Tanto las autoridades educativas interesadas en el problema de la anormalidad infantil como quienes se especializaban en la infancia minorizada compartieron la impugnación del abandono del anormal a manos de lo que buenamente cada familia pudiera hacer con él/ella. También rechazaron la convivencia de niñxs normales y anormales, argumentando que tanto unxs como otrxs perderían en esas circunstancias: lxs normales porque la atención de la docente estaría puesta en quienes precisaban mayor ayuda, nivelando hacia abajo la educación; lxs anormales porque no recibirían una educación adecuada a sus posibilidades y necesidades. Frente a este diagnóstico, pedagogxs, médicxs, abogados, jueces y funcionarios de minoridad coincidieron en plantear la necesidad de una educación especial. Particularmente en los reformatorios, el Agente Fiscal Jorge E. Coll (que la década siguiente sería el presidente del PNM y, más tarde, ministro de Justicia) hacía una clara diferenciación entre aquella mayoría que sólo requería una “dirección moral superior” y aquellos “menores retardados y profundamente tarados (…) que necesitan instituciones especiales para la atención médica y psiquiátrica”.[7]

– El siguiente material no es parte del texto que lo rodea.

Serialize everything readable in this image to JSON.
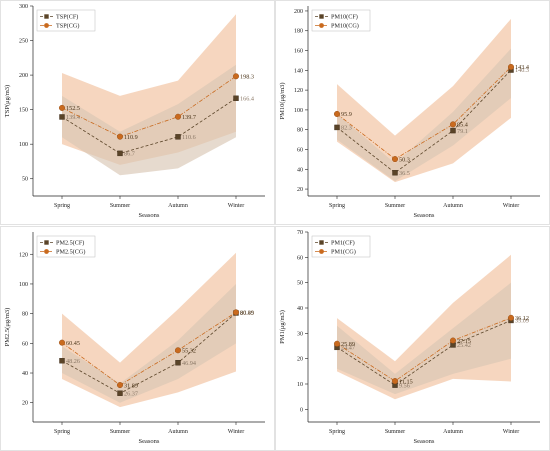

Para entonces, la única institución en pie que se ocupaba de los “menores tarados en general” era la Colonia de Retardados ubicada en la estación Torres del ferrocarril, inaugurada en 1915 bajo la dirección del alienista Domingo Cabred (dependiente del Ministerio de Relaciones Exteriores y Culto).[8]  Más o menos para la misma época Luis Morzone había creado la Escuela Especial de Afásicos en La Plata, en donde funcionaba un curso para retardados pedagógicos, que ofrecía la base para un curso teórico y práctico para maestros. A su vez, Telma Reca inauguró a comienzos de ‘1930 el Consultorio de Higiene Mental Infantil en el Hospital de Clínicas. Las experiencias de Lanfranco Ciampi en Rosario y de Gregorio Berman en Córdoba, completaban el universo institucional a nivel nacional (Ramacciotti, 2018a y 2018b; Cesano, 2016; Allevi, 2017).

Desde los años ‘20 la preocupación por la debilidad y la anormalidad infantil creció y se manifestó en términos cuantitativos (según estudios bibliométricos, constituyó el 30% de las publicaciones de El Monitor de la Educación Común y de la revista educativa La obra); pero también en términos cualitativos (Castillo y Rojas Breu, 2008).[9] 

El Consultorio Psico-fisiológico a cargo del Prof. Luis Morzone en la órbita del CME examinaba alumnos de ambos sexos remitidos por los médicos escolares y las directoras, “a fin de que fuesen debidamente clasificados de acuerdo a la índole y gravedad de los trastornos físicos, sensoriales y mentales que padecían”.[10] Para el ciclo lectivo de 1929, de más de 70 mil niños y niñas de primero inferior y superior de la capital estudiados por Morzone, el 15% “no podían aprovechar la enseñanza colectiva o presentaba vicios de pronunciación”.[11] 

En las revistas especializadas se encuentran varios artículos que tienden a establecer diversas clasificaciones de esa anormalidad,[12] así como las tesis doctorales inspiradas en las experiencias de un puñado de profesionales formados en los Estados Unidos, que durante los años ’30 se ubicarán justo en el centro del campo del saber-poder en el que se anudan la medicina, la criminología, la pedagogía y los saberes psi (Molinari, 2018).[13] Desde allí intervendrán no sólo en el campo del saber en sí, sino sobre todo en la práctica cotidiana, en la vida y destino de miles de niños, niñas y jóvenes.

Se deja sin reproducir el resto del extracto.